Even as this RTI intervention was progressing, some sections of the media spotlighted Muniraju’s case as a “lockup death”. To counter this allegation, Kolar’s Superintendent of Police held a media briefing. He admitted that Muniraju was questioned at the Nangali PS from August 24 to September 2 in relation to a complaint about the theft of a motorcycle. He also claimed that Muniraju had unhealed wounds on his leg from a road accident he had suffered a few months ago which eventually turned gangrenous resulting in his death at the hospital.
This version raises doubts about the PIO’s written admission before the KIC that the CCTV cameras became dysfunctional August 27 onwards -- three days after Muniraju was brought to the police station for questioning. Why should the first three days’ CCTV footage remain a sarkari secret then?
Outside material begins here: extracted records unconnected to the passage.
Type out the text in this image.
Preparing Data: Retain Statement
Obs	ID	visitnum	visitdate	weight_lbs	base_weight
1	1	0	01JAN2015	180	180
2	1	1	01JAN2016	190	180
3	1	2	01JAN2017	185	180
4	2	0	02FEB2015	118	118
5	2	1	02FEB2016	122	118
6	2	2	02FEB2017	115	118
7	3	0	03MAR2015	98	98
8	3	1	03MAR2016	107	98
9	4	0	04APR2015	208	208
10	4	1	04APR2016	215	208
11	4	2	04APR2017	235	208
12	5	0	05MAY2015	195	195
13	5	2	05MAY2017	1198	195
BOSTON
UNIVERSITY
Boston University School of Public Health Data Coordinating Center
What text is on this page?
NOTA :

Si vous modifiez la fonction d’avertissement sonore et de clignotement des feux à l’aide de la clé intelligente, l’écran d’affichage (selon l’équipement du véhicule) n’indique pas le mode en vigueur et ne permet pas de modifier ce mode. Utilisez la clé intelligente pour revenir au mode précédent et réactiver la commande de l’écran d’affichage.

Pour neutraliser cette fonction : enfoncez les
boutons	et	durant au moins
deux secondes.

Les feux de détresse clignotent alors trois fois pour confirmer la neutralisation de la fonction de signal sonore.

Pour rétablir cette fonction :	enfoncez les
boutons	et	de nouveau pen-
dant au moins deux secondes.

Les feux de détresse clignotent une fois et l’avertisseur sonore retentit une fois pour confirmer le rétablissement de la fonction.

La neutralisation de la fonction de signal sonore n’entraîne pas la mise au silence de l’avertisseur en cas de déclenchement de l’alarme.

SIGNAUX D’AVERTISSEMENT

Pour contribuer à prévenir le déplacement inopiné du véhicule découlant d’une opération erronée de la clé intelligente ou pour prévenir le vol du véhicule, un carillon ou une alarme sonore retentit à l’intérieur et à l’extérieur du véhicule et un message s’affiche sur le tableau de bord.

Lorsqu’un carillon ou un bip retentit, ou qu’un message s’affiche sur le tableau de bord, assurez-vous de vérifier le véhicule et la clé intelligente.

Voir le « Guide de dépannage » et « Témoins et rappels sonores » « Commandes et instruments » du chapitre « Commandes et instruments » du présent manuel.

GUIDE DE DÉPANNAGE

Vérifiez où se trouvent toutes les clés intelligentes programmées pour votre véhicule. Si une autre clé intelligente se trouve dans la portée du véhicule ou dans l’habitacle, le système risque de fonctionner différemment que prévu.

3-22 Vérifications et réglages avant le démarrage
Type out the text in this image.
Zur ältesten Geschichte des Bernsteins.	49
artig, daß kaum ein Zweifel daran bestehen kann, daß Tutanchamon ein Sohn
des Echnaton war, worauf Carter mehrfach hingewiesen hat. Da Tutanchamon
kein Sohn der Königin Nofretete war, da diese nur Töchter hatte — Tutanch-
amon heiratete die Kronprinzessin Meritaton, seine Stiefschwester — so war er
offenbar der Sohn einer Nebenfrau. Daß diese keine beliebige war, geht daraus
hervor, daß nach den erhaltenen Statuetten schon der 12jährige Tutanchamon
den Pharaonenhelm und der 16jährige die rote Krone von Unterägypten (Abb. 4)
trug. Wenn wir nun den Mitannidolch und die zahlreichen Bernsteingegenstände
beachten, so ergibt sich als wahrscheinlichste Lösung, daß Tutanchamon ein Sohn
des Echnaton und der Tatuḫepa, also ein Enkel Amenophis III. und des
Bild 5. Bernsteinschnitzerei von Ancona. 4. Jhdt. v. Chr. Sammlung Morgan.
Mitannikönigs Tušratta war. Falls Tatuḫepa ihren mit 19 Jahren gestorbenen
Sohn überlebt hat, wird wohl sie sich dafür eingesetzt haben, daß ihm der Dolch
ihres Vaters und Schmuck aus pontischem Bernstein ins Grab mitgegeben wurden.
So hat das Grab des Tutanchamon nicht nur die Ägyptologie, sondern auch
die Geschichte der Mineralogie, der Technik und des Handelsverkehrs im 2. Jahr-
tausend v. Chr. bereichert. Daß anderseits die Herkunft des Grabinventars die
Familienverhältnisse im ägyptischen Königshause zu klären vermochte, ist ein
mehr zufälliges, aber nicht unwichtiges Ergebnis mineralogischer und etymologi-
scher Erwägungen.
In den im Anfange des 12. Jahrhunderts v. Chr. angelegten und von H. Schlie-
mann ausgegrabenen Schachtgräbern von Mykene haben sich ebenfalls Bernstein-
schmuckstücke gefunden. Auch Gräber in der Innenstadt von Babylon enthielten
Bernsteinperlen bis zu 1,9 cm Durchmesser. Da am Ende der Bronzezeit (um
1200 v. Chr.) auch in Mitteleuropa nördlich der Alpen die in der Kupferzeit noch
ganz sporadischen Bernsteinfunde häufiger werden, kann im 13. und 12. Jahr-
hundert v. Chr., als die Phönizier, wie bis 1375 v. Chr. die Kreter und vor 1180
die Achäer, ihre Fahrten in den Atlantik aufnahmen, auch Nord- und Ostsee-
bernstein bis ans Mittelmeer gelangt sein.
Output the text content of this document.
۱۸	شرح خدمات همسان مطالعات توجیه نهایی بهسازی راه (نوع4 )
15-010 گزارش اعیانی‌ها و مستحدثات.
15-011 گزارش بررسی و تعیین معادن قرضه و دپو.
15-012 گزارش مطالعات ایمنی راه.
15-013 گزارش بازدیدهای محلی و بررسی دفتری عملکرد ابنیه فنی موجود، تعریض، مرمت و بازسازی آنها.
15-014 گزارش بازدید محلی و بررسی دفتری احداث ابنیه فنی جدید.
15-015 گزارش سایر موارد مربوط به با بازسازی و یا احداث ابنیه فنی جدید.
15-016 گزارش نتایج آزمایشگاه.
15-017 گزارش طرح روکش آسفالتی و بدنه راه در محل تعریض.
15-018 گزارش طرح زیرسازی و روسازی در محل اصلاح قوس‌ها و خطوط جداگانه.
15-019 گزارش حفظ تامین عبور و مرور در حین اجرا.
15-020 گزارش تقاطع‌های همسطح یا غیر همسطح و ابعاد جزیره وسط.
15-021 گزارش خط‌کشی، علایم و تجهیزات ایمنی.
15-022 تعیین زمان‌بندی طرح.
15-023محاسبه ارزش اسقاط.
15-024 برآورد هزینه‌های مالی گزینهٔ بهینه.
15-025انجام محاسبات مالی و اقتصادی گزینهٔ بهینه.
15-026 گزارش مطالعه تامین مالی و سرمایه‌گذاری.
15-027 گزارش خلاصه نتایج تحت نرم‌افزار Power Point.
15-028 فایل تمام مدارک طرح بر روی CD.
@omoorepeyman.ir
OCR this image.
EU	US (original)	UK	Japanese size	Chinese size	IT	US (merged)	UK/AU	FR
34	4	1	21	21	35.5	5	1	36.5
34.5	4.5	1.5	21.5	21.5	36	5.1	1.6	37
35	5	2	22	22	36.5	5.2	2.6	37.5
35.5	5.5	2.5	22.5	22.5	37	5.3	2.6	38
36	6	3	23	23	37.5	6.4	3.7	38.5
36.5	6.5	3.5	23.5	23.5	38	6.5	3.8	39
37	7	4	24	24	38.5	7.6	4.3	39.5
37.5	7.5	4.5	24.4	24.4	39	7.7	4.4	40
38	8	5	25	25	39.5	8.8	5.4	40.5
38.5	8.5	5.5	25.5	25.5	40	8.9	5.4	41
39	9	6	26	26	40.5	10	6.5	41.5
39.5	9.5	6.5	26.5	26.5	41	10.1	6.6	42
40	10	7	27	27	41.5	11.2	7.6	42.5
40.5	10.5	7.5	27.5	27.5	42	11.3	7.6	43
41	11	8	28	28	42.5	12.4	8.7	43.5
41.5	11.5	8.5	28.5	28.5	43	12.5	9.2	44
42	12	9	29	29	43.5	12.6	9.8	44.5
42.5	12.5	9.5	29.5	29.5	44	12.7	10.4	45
That is not all. According to the police, the location of a stolen cell phone was traced to Muniraju’s house before he was apprehended. The FIR based on which he was picked up contains no mention of the theft of a phone. Nor is Muniraju named as a suspect in the FIR. The police’s media briefing did not indicate if he was formally arrested and produced before the local Magistrate within 24 hours. Instead, the police apparently issued him a notice to join the investigation just before he was released!
Unlike their counterparts in Kerala, the Karnataka Police have not yet complied with the 12-year-old statutory requirement of publishing on their website the details of every person they arrest along with the reasons and place of arrest. Like the installation of CCTV cameras, such information disclosure is an important measure to prevent the abuse of police powers of arrest. These important legal safeguards just did not work for Muniraju.
Interestingly, in 2022 the government claimed on affidavit that 99.7% of its 1,055 police stations had complied with the SC’s CCTV installation directive. The India Justice Report, 2022, ranks Karnataka Police number two among states in terms of their infrastructural and human resource capacity to deliver on their mandated functions under the criminal justice system.
The Karnataka State Police Complaints Authority, established under a 2006 SC directive to inquire into complaints of ‘serious misconduct’ such as arrests or detention without due process and deaths in police custody, has for long remained headless and without any independent members. The public-spirited lawyers who appeared before the KIC have also filed a PIL suit in the High Court for filling up these vacancies.
Meanwhile Muniraju’s ‘unnatural death’ is being inquired into by the local police. Accessing justice is often a Sisyphean task.